What happens when data are ubiquitous in our lives, our homes are completely networked, and information pertinent to decisions we make in daily life are virtually at our fingertips? The approach that hallmarked the first decades of the digital home has been to supply residents with an assortment of standalone apps,  websites and social media for retrieving, monitoring and and analysing data from a plethora of sources, and to design specialised views that are particular to devices like tablets and phones.  But this doesn’t work in an increasingly fluid and dynamic information landscape where information-driven decisions  happen throughout the home in the course of daily life. New light technologies let us paint displays onto the surfaces and materials in our homes, embedding visualization capabilities into the very fabric of our living spaces, and extending the affordances of a display to the actual building envelope, appliances and furniture that comprise that home. Visualization has now become both a functional and an aesthetic consideration in how we design and use our living spaces: instead of the quaint, over-automated “Smart home” of the 1990s, we now have “informative homes” capable of receiving, capturing and communicating data right at the points, times and activities when we need it. Instead of getting regular but infrequent reports of our data (an energy bill, a school report card, the financial records of our building council), the informative home subscribes to data feeds and visualization services that can mash-up and slice the data into meaningful forms based on use and constraints specified by the resident. Architects are working with visualization researchers, municipal planners, and social scientists to explore how well-known principles of automated visualization design can transfer to this broader space, extending the notion of a display to include surface properties (e.g. a stainless steel fridge door), contexts of use (e.g. a kitchen backsplash, a social table) and aesthetic and affective constraints (the “persuasive meter”. )

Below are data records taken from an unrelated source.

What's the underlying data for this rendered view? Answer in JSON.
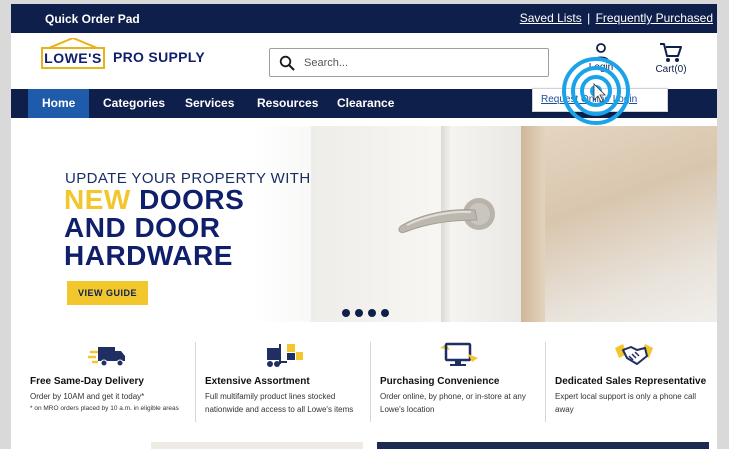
{
  "topbar": {
    "quick_order": "Quick Order Pad",
    "saved_lists": "Saved Lists",
    "separator": "|",
    "frequently_purchased": "Frequently Purchased"
  },
  "header": {
    "logo_brand": "LOWE'S",
    "logo_sub": "PRO SUPPLY",
    "search_placeholder": "Search...",
    "login_label": "Login",
    "cart_label": "Cart(0)",
    "dropdown_link": "Request Online Login"
  },
  "nav": {
    "items": [
      "Home",
      "Categories",
      "Services",
      "Resources",
      "Clearance"
    ],
    "active": "Home"
  },
  "hero": {
    "eyebrow": "UPDATE YOUR PROPERTY WITH",
    "line1_accent": "NEW",
    "line1_rest": " DOORS",
    "line2": "AND DOOR",
    "line3": "HARDWARE",
    "cta": "VIEW GUIDE",
    "slide_count": 4
  },
  "features": [
    {
      "icon": "delivery-truck-icon",
      "title": "Free Same-Day Delivery",
      "desc": "Order by 10AM and get it today*",
      "note": "* on MRO orders placed by 10 a.m. in eligible areas"
    },
    {
      "icon": "forklift-icon",
      "title": "Extensive Assortment",
      "desc": "Full multifamily product lines stocked nationwide and access to all Lowe's items"
    },
    {
      "icon": "computer-icon",
      "title": "Purchasing Convenience",
      "desc": "Order online, by phone, or in-store at any Lowe's location"
    },
    {
      "icon": "handshake-icon",
      "title": "Dedicated Sales Representative",
      "desc": "Expert local support is only a phone call away"
    }
  ],
  "colors": {
    "navy": "#0f1f4b",
    "active_blue": "#1f5bab",
    "accent_yellow": "#f2c72e",
    "click_highlight": "#1aa3e8"
  }
}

2014: The Movies Have Lied To Us

Author(s): Danyel Fisher
Affiliation(s): Microsoft Research


Abstract:

The movies, it turns out, are a terrible model for data visualization.

Let me step back a moment. If I want to know what the future of, say, intelligent agents might look, I have a lot of choices. KITT from Knight Rider, or the Star Trek computer, or HAL from 2001, or any of a thousand other films and television shows will all give me examples of how speech recognition and intelligent agents might look. A designer of current systems can push back, or pick points on the spectrum—“I’d think it can be more mechanical, less humanoid.”
What about computer graphics? The Holodeck. R2D2 projecting the Princess Leia. Infinite zooming in Blade Runner. 3D worlds in Jurassic Park and a million other movies.

And so it goes for lots of developing technologies. Flying cars and self-driving cars. Robots and tablet computers. Movies have shown us visions of the future for power plants, and long distance transport, and food preparation–and even for how doors might work. Film directors, screenwriters, and effects teams have done a wonderful job of portraying the a computerized, high-technology future.

Now, since the beginning, we’ve all understood that computers are very good at presenting and storing information- Or, at least, we’ve believed that we understand that. Sadly, we have only the poorest of examples to work from.